I’m never writing about a doctor again. Never. I swear it. I’m not doing it again.

Since I started the installment of “About to Sin” that takes place in the clinic, I’ve spent more time in the hospital that I have in the past 3 years combined. Between myself and my father-in-law, the staff now recognizes me.

In less than a month, we’ve had a me collapsing in the kitchen, found out I need to go in for a biopsy, my father-in-law has fallen, needed a hole drilled in his head and has been in and out of ICU.

Last night, once again, I spent the night in the ER and discharged with little more of a shrug and, “We don’t get many serious gyn problems here. Make sure you keep your follow up appointment.”


Ya know, it think there should be a law that doctors can’t drop bombs on your lap unless they’re going to do some kind of test to see if you actually have that bomb.

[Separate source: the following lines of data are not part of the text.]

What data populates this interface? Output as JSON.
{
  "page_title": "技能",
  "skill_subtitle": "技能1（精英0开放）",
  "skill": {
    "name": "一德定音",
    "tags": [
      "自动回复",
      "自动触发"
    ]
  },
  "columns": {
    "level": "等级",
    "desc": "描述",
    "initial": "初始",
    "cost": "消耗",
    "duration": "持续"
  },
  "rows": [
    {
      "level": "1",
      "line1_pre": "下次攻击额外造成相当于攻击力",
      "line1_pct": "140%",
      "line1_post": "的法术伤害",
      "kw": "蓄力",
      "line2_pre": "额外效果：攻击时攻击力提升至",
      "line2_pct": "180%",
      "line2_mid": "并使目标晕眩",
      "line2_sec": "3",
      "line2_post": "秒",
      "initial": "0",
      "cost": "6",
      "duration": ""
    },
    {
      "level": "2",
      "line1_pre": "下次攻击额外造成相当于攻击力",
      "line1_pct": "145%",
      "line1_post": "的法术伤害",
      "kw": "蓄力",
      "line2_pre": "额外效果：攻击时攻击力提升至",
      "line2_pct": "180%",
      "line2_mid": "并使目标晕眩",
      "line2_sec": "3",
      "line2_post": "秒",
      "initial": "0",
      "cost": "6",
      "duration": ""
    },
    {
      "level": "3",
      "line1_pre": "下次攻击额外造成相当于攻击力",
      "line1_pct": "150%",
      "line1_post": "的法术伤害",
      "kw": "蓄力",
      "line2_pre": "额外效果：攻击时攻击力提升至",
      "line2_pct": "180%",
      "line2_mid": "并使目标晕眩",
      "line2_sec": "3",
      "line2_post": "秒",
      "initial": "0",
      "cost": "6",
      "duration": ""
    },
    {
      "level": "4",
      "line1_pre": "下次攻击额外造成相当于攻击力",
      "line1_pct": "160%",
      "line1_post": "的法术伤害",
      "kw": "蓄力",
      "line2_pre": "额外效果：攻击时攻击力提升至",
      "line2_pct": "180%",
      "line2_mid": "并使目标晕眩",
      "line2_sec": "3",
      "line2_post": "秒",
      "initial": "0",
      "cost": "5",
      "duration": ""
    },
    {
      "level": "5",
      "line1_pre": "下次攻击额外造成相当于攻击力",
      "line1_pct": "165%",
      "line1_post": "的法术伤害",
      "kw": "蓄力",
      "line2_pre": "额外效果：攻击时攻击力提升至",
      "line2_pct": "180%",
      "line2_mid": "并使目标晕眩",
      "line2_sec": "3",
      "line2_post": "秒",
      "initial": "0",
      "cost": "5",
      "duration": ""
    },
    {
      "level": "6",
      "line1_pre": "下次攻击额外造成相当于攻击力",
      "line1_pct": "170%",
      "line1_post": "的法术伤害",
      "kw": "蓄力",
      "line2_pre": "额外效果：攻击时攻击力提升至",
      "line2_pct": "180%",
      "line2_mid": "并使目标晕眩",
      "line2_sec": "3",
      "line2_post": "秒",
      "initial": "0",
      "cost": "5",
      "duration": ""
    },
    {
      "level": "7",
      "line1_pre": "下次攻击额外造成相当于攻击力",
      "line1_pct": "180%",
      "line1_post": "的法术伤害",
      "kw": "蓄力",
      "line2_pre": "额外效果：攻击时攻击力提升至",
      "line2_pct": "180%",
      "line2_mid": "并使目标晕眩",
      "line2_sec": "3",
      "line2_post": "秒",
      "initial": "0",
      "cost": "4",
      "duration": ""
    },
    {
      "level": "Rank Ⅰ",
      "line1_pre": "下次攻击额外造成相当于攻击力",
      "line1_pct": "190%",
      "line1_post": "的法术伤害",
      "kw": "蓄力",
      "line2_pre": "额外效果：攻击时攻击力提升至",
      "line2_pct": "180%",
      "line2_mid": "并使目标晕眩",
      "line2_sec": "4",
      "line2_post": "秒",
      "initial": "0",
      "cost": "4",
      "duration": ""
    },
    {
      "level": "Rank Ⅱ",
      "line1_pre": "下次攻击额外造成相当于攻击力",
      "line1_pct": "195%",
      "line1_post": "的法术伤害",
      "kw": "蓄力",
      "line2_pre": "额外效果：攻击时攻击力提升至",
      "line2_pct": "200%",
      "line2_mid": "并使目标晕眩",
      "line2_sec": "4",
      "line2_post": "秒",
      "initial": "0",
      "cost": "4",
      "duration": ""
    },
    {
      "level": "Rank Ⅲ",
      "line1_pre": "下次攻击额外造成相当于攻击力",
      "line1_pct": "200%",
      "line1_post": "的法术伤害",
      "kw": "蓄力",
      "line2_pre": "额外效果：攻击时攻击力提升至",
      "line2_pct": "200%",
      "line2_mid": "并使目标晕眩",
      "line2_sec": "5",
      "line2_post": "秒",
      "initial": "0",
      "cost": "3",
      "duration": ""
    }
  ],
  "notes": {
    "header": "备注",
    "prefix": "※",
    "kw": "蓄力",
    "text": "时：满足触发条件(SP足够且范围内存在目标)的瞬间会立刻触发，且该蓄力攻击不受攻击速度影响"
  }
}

The first time I went into the hospital the ER doc told me that one of my conditions, coupled with one of my symptoms could lead to another condition. Did they do a test or any kind to see if I have that other condition? Nope. Not a one. So, I get online and find out this potential condition has no cure. It is terminal. It’s a long lasting terminal thing, but terminal nonetheless unless I get a transplant.


I have the second rarest blood type in the world. I’m not expecting a transplant and even thinking along those lines seems like needless worry. They didn’t do any tests to see if my “could have” is or isn’t “do have.” Every single one of us out there “could have” something. All of us. We’re all mortal something has to take us out, right?

And to hell with what I might have, what about what we all know I do have? Couldn’t they do the biopsy at the hospital? Ya know the last time I had this biopsy it was under general anesthesia and at that very hospital.

So, doctors of the world, instead of telling someone they MIGHT have a few terminal diseases, do ya think you could run a few tests before you send them home?

Your future patients will appreciate it.